In an all around solid cast there were two performances that stood out: Jennifer Lines in her role as Juliet’s Nurse was mercurial in her turns from gentle fun to serious tragedy, often from one line to the next. While feisty, she helped ground the character of Juliet. This Nurse was very different from the traditional interpretation of the Nurse, who is often portrayed as much slower of mind and lower of class.

For similar reasons, Andrew McNee as Mercutio was mesmerizing. His use of Shakespeare’s language and ideas was exuberant, from fornicating with the floor to bidding Romeo a romantic feminine adieu over the orchard wall. Mercutio’s death was so filled with both pathos and hilarity that with his last broken utterance plaguing both the houses of Capulet and Montague, I found myself crying over his death and wishing he’d get up and entertain us further.
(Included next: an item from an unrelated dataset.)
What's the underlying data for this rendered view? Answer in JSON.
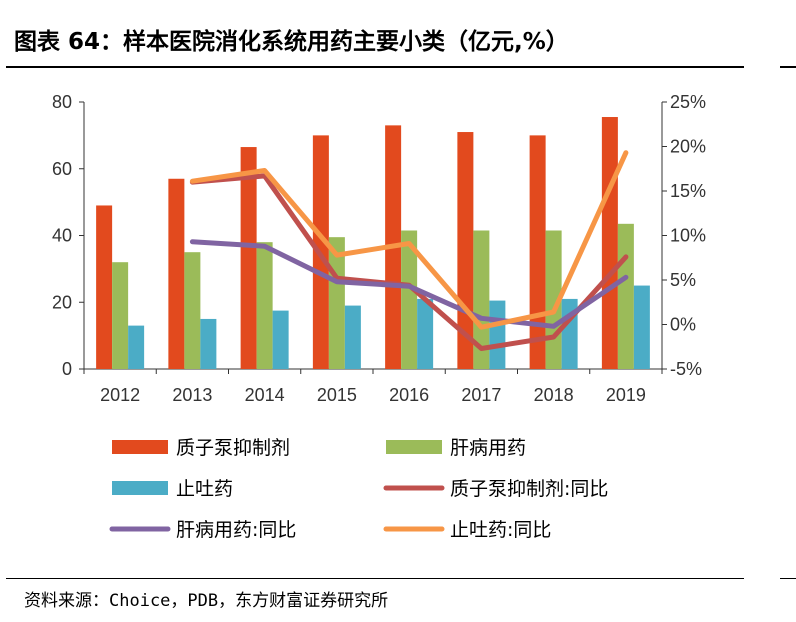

Scott Bellis as the quick thinking and ultimately devastated Friar Laurence, Ben Elliott as the rational but playful Benvolio, and Dawn Petten as the icy and possibly abused Lady Capulet were also excellent in their roles.

Kim Collier is a Vancouver gem and one of the best directors in Canada. Her productions always make me think. She has a knack for bringing something new, especially to shows that I’ve seen multiple times. Yet this Romeo and Juliet, like many of Collier’s shows, left me more intellectually engaged and visually impressed than emotionally touched.